Standing beside the massive floor screen, Bai Liu observed the shifting covers. "These fast-moving game posters—they're part of the training, aren't they? A test of dynamic vision and information intake?"

Tang Erda nodded. "Yes. Choosing the right game is crucial for newbie teams like ours. Some of the big guilds monopolize certain games for training. If we're not careful, we might end up running into them too early, and—"

Before he could finish, a wave of players burst out of the game pool all at once.

It wasn't unusual for players to log out, but these ones clawed their way out like they'd seen a ghost—faces pale, gasping in terror, cursing under their breath.

"What kind of rotten luck is this?! Randomly pick a game and step on a landmine!"

"Damn good thing I ran fast—otherwise, I'd have been whipped to death!"

"Wasn't the Assassin Sequence training in the Snowbound copy lately?! Why the hell are they suddenly in the Ice Age copy today?!"

Bai Liu raised an eyebrow at the drenched, trembling players dragging themselves out of the pool, then glanced at Tang Erda. "-That's what happens, isn't it?"

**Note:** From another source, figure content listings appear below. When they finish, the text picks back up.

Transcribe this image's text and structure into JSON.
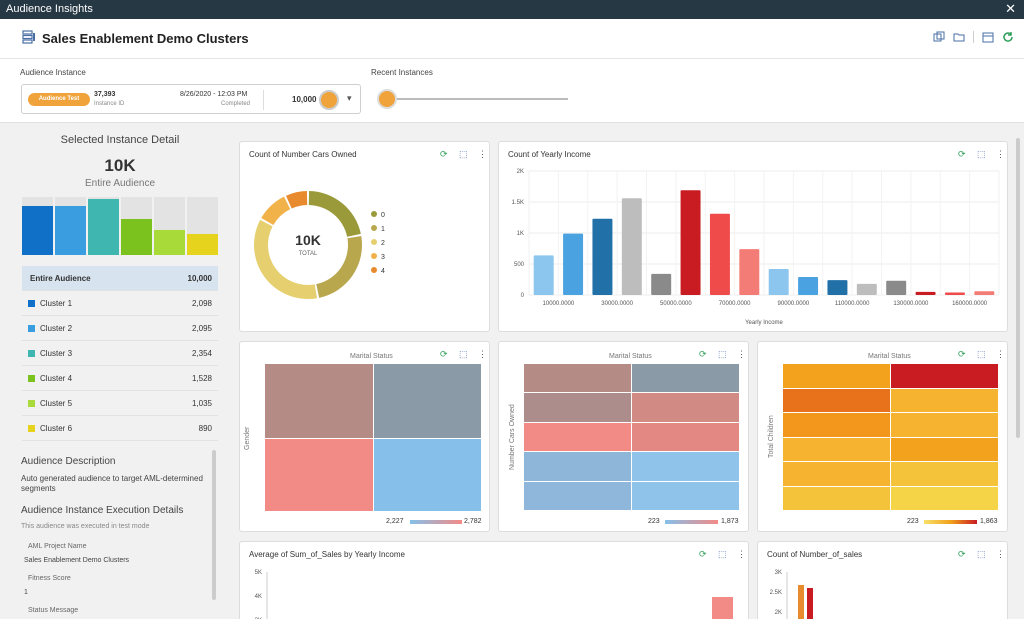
{
  "window": {
    "title": "Audience Insights",
    "close": "✕"
  },
  "header": {
    "title": "Sales Enablement Demo Clusters"
  },
  "instance": {
    "label": "Audience Instance",
    "pill": "Audience Test",
    "id": "37,393",
    "id_label": "Instance ID",
    "date": "8/26/2020 - 12:03 PM",
    "status": "Completed",
    "count": "10,000"
  },
  "recent": {
    "label": "Recent Instances"
  },
  "detail": {
    "title": "Selected Instance Detail",
    "big": "10K",
    "sub": "Entire Audience",
    "rows": [
      {
        "name": "Entire Audience",
        "value": "10,000",
        "color": ""
      },
      {
        "name": "Cluster 1",
        "value": "2,098",
        "color": "#1070c8"
      },
      {
        "name": "Cluster 2",
        "value": "2,095",
        "color": "#3a9de0"
      },
      {
        "name": "Cluster 3",
        "value": "2,354",
        "color": "#3fb7b0"
      },
      {
        "name": "Cluster 4",
        "value": "1,528",
        "color": "#7cc21e"
      },
      {
        "name": "Cluster 5",
        "value": "1,035",
        "color": "#a8da3a"
      },
      {
        "name": "Cluster 6",
        "value": "890",
        "color": "#e5d31e"
      }
    ],
    "desc_title": "Audience Description",
    "desc_text": "Auto generated audience to target AML-determined segments",
    "exec_title": "Audience Instance Execution Details",
    "exec_text": "This audience was executed in test mode",
    "aml_label": "AML Project Name",
    "aml_value": "Sales Enablement Demo Clusters",
    "fit_label": "Fitness Score",
    "fit_value": "1",
    "status_label": "Status Message"
  },
  "cards": {
    "cars": {
      "title": "Count of Number Cars Owned",
      "center": "10K",
      "center_sub": "TOTAL",
      "legend": [
        "0",
        "1",
        "2",
        "3",
        "4"
      ]
    },
    "income": {
      "title": "Count of Yearly Income",
      "xlabel": "Yearly Income"
    },
    "hm1": {
      "xlabel": "Marital Status",
      "ylabel": "Gender",
      "min": "2,227",
      "max": "2,782"
    },
    "hm2": {
      "xlabel": "Marital Status",
      "ylabel": "Number Cars Owned",
      "min": "223",
      "max": "1,873"
    },
    "hm3": {
      "xlabel": "Marital Status",
      "ylabel": "Total Children",
      "min": "223",
      "max": "1,863"
    },
    "avg": {
      "title": "Average of Sum_of_Sales by Yearly Income"
    },
    "cnt": {
      "title": "Count of Number_of_sales"
    }
  },
  "chart_data": [
    {
      "type": "bar",
      "title": "Count of Yearly Income",
      "xlabel": "Yearly Income",
      "ylabel": "",
      "ylim": [
        0,
        2000
      ],
      "yticks": [
        "0",
        "500",
        "1K",
        "1.5K",
        "2K"
      ],
      "xticks": [
        "10000.0000",
        "30000.0000",
        "50000.0000",
        "70000.0000",
        "90000.0000",
        "110000.0000",
        "130000.0000",
        "160000.0000"
      ],
      "values": [
        640,
        990,
        1230,
        1560,
        340,
        1690,
        1310,
        740,
        420,
        290,
        240,
        180,
        230,
        50,
        40,
        60
      ],
      "colors": [
        "#8cc6ee",
        "#4aa3e0",
        "#2270a8",
        "#bdbdbd",
        "#8a8a8a",
        "#c81c22",
        "#ef4b4b",
        "#f47c76",
        "#8cc6ee",
        "#4aa3e0",
        "#2270a8",
        "#bdbdbd",
        "#8a8a8a",
        "#c81c22",
        "#ef4b4b",
        "#f47c76"
      ]
    },
    {
      "type": "pie",
      "title": "Count of Number Cars Owned",
      "categories": [
        "0",
        "1",
        "2",
        "3",
        "4"
      ],
      "values": [
        2200,
        2500,
        3600,
        1000,
        700
      ],
      "colors": [
        "#9a9a3a",
        "#b9a74e",
        "#e6cf6e",
        "#f2b24a",
        "#e88a2e"
      ]
    }
  ]
}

As he spoke, a long, pale, bony hand emerged from the pool's edge, gripping it tightly and pushing down. A man surfaced like a fish breaking the water—his upper body rising slowly into view.

He wore a simple black shirt and loose work trousers with multiple pockets. In his other hand, he gripped a long black whip that trailed across the ground.

Water dripped from his soaked hair, streaming over his eyes and down his legs. The temperature radiating from him was frigid—just as the fleeing player had said, he must have just emerged from an ice-field copy. The sheer cold kept others at a wary distance.

With one leg hooked over the pool's edge, the man vaulted out with a single fluid motion, landing smoothly in front of Bai Liu.

His gaze flicked over Bai Liu with the same indifferent glance he'd given the dozens of terrified players before him. Then, without another look, he strode forward, brushing past Bai Liu's shoulder.

At the moment they passed, Bai Liu abruptly reached out and seized his wrist. It was ice-cold—almost deathly so.